Otóż moja droga, czlowiekowi potrzebne są skladniki odżywcze pochodzenia zwierzęcego, więc nie widzę powodu, aby go nie jesć.


Człowiek jest z natury wszystkożercą z naciskiem na roślinożercę, a dieta wegetariańska w żaden sposób mu nie szkodzi ;) to są udowodnione naukowo fakty, a to co mówisz, to tylko szukanie wymówki.
Nie twierdzę, że wszyscy powinni być wegetarianami (jak np. ja), ale po prostu jak głosimy pewne poglądy, to trzeba wiedzieć dokładnie, co to oznacza, a nie wybierać, jak nam wygodnie.

"I wezmą krew baranka, i pokropią nią odrzwia i progi domu, w którym będą go spożywać."


No więc? To stwierdzenie faktu, a nie przyzwolenie ani zachęta. W Biblii też pisze, że bóg zabija ludzi, więc czy to dobre?

Hmm, szkoda tylko, że taki lew tej Twojej równosci wszystkich gatunków nie będzie przestrzegal i raczej nie przeżyjesz bezposredniego spotkania z nim.

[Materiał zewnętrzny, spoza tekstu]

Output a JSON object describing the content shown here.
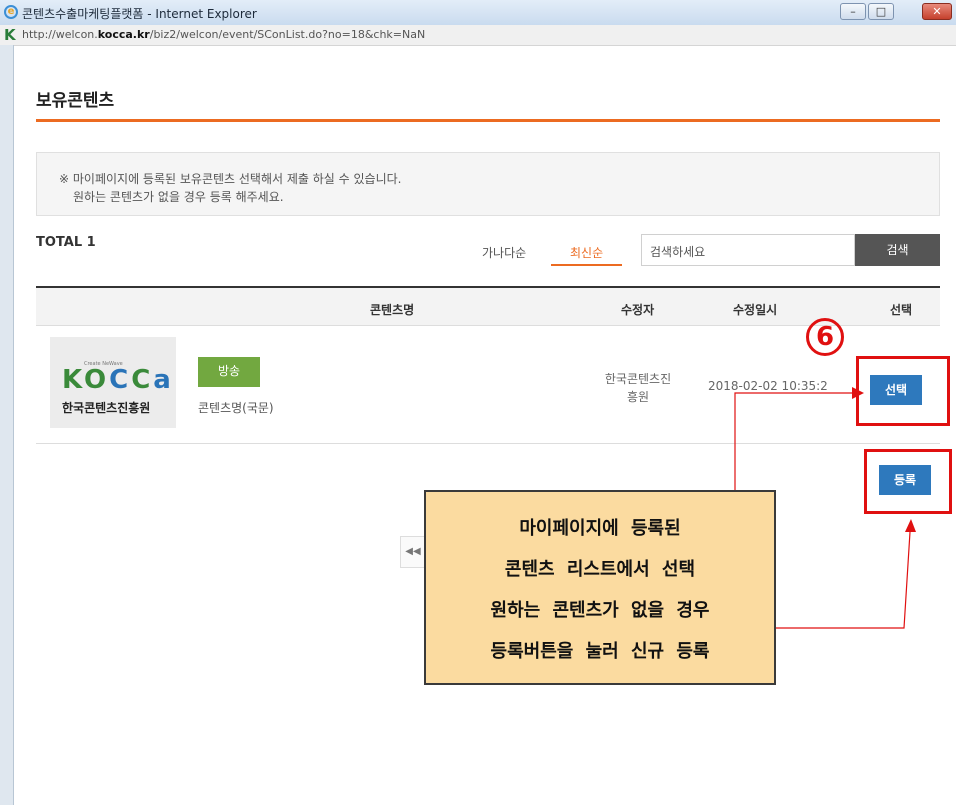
{
  "window": {
    "title": "콘텐츠수출마케팅플랫폼 - Internet Explorer",
    "url_prefix": "http://welcon.",
    "url_domain": "kocca.kr",
    "url_suffix": "/biz2/welcon/event/SConList.do?no=18&chk=NaN",
    "minimize_label": "–",
    "maximize_label": "□",
    "close_label": "✕"
  },
  "page": {
    "title": "보유콘텐츠",
    "notice_line1": "※ 마이페이지에 등록된 보유콘텐츠 선택해서 제출 하실 수 있습니다.",
    "notice_line2": "원하는 콘텐츠가 없을 경우 등록 해주세요."
  },
  "toolbar": {
    "total": "TOTAL 1",
    "sort_alpha": "가나다순",
    "sort_latest": "최신순",
    "search_placeholder": "검색하세요",
    "search_button": "검색"
  },
  "table": {
    "headers": [
      "콘텐츠명",
      "수정자",
      "수정일시",
      "선택"
    ],
    "rows": [
      {
        "thumb_logo": "kocca",
        "thumb_tag": "Create NeWave",
        "thumb_name": "한국콘텐츠진흥원",
        "category": "방송",
        "name": "콘텐츠명(국문)",
        "editor_line1": "한국콘텐츠진",
        "editor_line2": "흥원",
        "date": "2018-02-02 10:35:2",
        "select_button": "선택"
      }
    ]
  },
  "register_button": "등록",
  "pager_prev": "◀◀",
  "annotation": {
    "step_number": "6",
    "callout_lines": [
      "마이페이지에 등록된",
      "콘텐츠 리스트에서 선택",
      "원하는 콘텐츠가 없을 경우",
      "등록버튼을 눌러 신규 등록"
    ],
    "highlight_color": "#e01010",
    "callout_bg": "#fbdba0"
  },
  "colors": {
    "accent": "#ec6b21",
    "button_blue": "#2e79bd",
    "badge_green": "#72a840",
    "search_button_bg": "#555555"
  }
}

Lew jest z natury drapieżnikiem, ma układ pokarmowy i instynkty drapieżnika, jego dieta to w ok. 90% mięso. Człowieka - nie.

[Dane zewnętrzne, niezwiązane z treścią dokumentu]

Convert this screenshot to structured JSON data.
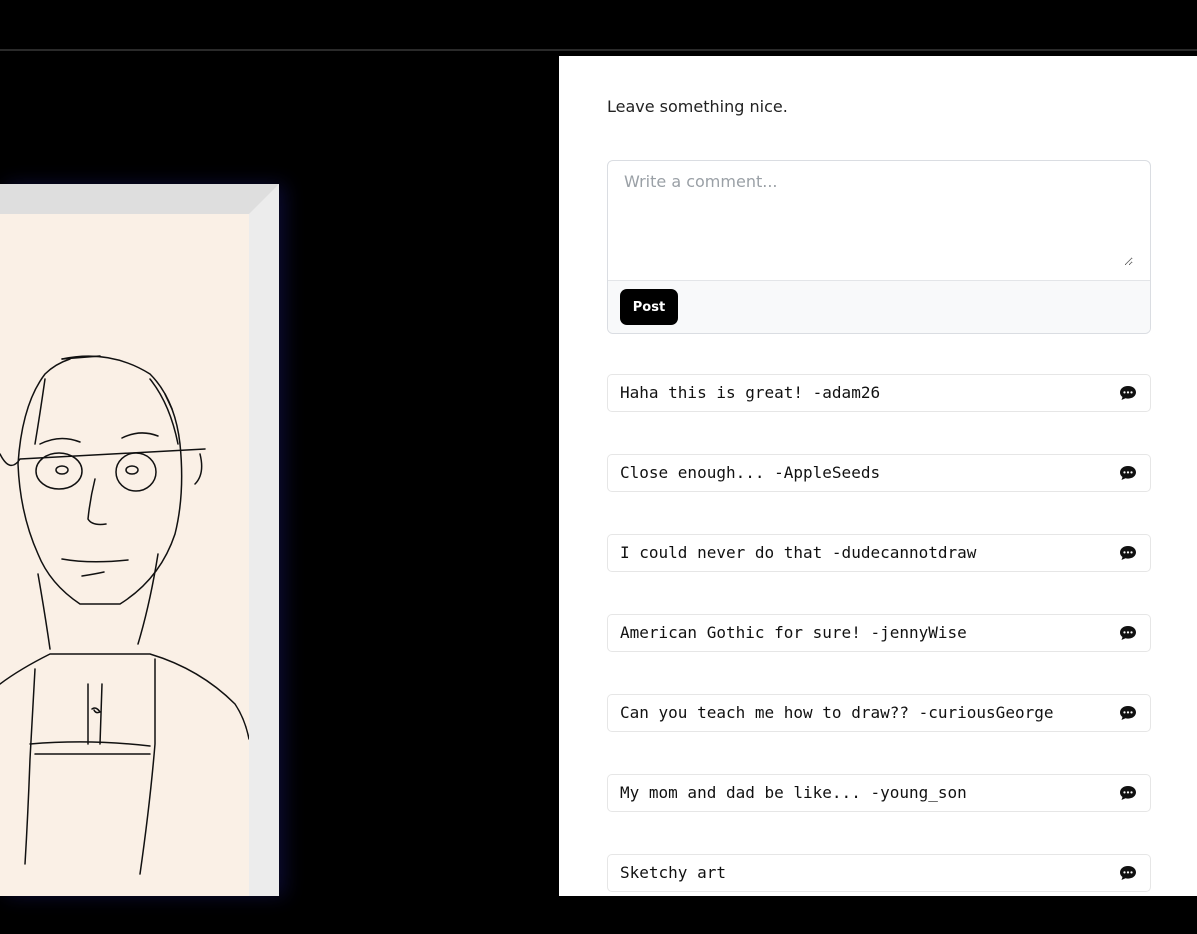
{
  "comments_panel": {
    "prompt": "Leave something nice.",
    "composer": {
      "placeholder": "Write a comment...",
      "value": "",
      "post_label": "Post"
    },
    "comments": [
      {
        "text": "Haha this is great! -adam26",
        "icon": "comment-bubble-icon"
      },
      {
        "text": "Close enough... -AppleSeeds",
        "icon": "comment-bubble-icon"
      },
      {
        "text": "I could never do that -dudecannotdraw",
        "icon": "comment-bubble-icon"
      },
      {
        "text": "American Gothic for sure! -jennyWise",
        "icon": "comment-bubble-icon"
      },
      {
        "text": "Can you teach me how to draw?? -curiousGeorge",
        "icon": "comment-bubble-icon"
      },
      {
        "text": "My mom and dad be like... -young_son",
        "icon": "comment-bubble-icon"
      },
      {
        "text": "Sketchy art",
        "icon": "comment-bubble-icon"
      }
    ]
  },
  "colors": {
    "background": "#000000",
    "panel": "#ffffff",
    "artwork_paper": "#faf0e6",
    "frame": "#e6e6e6",
    "post_button": "#000000"
  }
}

Powiesz mi może jak mam temu zapobiec? Powiesić się na drzewie, pod siedzibą jakiegos koncertu kosmetycznego, który przeprowadza na zwierzakach eksperymenty? Takie akcje mnie nie interesują. Wybacz, ale jak dla mnie dobro czlowieka jest ważniejsze. Jesli zrównujesz nas tylko do poziomu zwierząt, to nie dziwię się czemu tego nie widzisz.


Wiesz, jeśli interesuje Cię los testowanych zwierząt, wystarczy choćby nie maczać w tym palców. Kupić kosmetyki nietestowane i tyle. Nawiedzonym ekologiem namawiającym do życia w lepiance to ja nie jestem ;)
Co Cię tak ubodło w porównaniu do zwierząt? To aż tak mizerne w porównaniu z jakże wspaniałym, cudownym, idealnym człowiekiem? A potem się dziwią, że jest niechęć do katolików w tylu środowiskach.

Torturowanie? Jeżeli ktos niehumanitarnie ubija zwierzęta, to idź i dzialaj jesli je tak kochasz.


Działam, żebyś wiedział ;) i tak, torturowanie. W każdej rzeźni praktycznie, ale no tak, co Ty możesz o tym wiedzieć.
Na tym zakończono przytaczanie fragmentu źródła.